Wall Street Sours on Subprime FinTechs as FinTech IPO Index Loses 1.7%
Like the rest of the global economy, the FinTech IPO Index can be boiled down to a word: uncertain.
Despite some notable performances from Oportun and OneConnect, the majority of the companies in the index took single-digit percentage stock price hits, leading the overall index down for the week by 1.7%. For the month, the index is up 9.5%, and YTD, it’s up almost 80%.
The negative side of the ledger was dominated by companies that extend financial services products to underserved consumers and businesses. They were led by OppFi, which took a 21% reduction in its stock price despite securing an increase in its revolving credit facility.
The Chicago-based company is a financial platform that partners with community banks to extend credit to lower-income Americans. It announced Tuesday (Feb. 18) that it has increased its revolving credit facility with affiliates of Blue Owl Capital Inc. to $300 million, marking an increase from the previous $250 million.
Why the punishment on Wall Street? Hard to say. As detailed in Barchart.com, the company has a solid business model and financials.
“Since the pandemic, there has been a significant rise in demand for digital banks, which are more customer-friendly and serve historically underserved banking consumers (subprime and non-prime customers),” Barchart said Tuesday (Feb. 18). “These customers provide a considerable credit opportunity and are the primary target of multiple neo-banks. Per OppFi, there are nearly 60 million U.S. consumers who are credit marginalized. This shows the large market opportunity that the company can cash in on.”
OppFi was joined in the negative column by high-profile financial literacy and consumer credit connector site NerdWallet, which saw a 16% drop.
Like OppFi, it comes on the heels of positive news: an earnings report in which it reported a 37% year-over-year revenue increase to $183.8 million in its fourth quarter, fueled by explosive growth in its insurance vertical and stronger banking performance, though persistent challenges in credit card and lending markets offset some gains.
The personal finance platform saw insurance revenue — newly categorized as a standalone segment — surge 821% to $72 million as auto insurance partnerships expanded, while credit card revenue fell 19% amid ongoing organic search traffic declines and lending revenue dropped 26% due to rising interest rates.
Chief Executive Tim Chen hailed the results as exceeding expectations, stating: “We remain focused on growing cycle-to-cycle and are making strategic investments to drive direct, engaged relationships with consumers to make progress toward our vision in 2025.”
And finally, Upstart completed the double-digit drops for the paycheck-to-paycheck economy on the index this week.
It dropped 10.7% on news that was largely positive after announcing that it has added another credit union to its roster. Massachusetts-based Holyoke Credit Union announced its Upstart deal on Wednesday (Feb. 19). The stock drop could be tied to the general souring on underserved consumer credit because most analysts came up positive on Upstart.
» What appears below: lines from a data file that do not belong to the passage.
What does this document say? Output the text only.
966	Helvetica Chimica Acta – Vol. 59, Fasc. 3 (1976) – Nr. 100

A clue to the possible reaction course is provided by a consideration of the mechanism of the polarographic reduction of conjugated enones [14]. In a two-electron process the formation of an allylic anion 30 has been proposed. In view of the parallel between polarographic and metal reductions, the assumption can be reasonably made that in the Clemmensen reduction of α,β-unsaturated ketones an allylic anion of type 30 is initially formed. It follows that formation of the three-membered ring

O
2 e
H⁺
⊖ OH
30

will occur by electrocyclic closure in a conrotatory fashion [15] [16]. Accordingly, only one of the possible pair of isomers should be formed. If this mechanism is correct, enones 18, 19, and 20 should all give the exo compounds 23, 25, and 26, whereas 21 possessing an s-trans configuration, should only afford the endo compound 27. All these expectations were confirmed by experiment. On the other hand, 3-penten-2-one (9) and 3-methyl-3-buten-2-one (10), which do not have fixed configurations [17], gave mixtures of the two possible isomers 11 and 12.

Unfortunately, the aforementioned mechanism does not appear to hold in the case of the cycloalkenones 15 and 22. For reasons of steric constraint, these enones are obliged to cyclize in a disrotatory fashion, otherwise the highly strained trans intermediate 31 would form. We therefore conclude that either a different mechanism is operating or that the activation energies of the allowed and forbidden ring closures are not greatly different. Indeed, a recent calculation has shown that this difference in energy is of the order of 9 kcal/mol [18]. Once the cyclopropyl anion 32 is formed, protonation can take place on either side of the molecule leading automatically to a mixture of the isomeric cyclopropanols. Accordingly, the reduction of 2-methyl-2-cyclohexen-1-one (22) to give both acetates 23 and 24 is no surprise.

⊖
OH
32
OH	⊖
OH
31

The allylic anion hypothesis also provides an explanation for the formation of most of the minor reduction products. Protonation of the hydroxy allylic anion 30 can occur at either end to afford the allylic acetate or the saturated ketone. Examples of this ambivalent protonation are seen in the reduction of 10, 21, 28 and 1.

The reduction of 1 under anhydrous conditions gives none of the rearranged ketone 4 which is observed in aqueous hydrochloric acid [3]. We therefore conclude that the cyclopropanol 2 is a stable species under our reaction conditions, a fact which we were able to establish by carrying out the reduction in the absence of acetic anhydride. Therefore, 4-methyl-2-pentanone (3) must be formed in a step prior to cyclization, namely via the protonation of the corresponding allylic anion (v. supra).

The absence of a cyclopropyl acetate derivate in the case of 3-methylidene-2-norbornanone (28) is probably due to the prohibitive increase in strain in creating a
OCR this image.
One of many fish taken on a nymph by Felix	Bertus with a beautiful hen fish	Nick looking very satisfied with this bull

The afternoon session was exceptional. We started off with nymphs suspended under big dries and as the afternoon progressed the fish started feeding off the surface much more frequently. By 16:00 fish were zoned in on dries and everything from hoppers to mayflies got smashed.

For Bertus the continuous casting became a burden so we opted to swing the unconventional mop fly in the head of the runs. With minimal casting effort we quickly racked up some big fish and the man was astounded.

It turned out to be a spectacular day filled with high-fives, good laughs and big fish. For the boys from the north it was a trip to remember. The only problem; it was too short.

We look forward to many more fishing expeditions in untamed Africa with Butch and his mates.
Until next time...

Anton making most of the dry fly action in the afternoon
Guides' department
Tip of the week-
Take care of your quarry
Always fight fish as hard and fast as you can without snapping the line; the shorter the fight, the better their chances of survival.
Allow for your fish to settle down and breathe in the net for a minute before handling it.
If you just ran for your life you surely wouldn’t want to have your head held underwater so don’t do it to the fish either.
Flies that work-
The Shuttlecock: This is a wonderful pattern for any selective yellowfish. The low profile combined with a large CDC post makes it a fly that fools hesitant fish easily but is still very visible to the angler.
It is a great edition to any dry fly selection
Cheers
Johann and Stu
“Upstart’s AI models, which incorporate over 1,000 variables and analyze billions of data points, provide a sophisticated approach to credit assessment that can help maintain loan quality while expanding access to credit,” said StockTitan. “While individual credit union partnerships may not significantly move the needle on Upstart’s quarterly earnings, the cumulative effect of building out this network creates a powerful moat. Each new partnership enhances the platform’s data advantages and creates network effects that make the service more valuable to both borrowers and lenders. The strategic value lies in the scalability of these partnerships and their contribution to Upstart’s long-term vision of transforming credit access through AI.”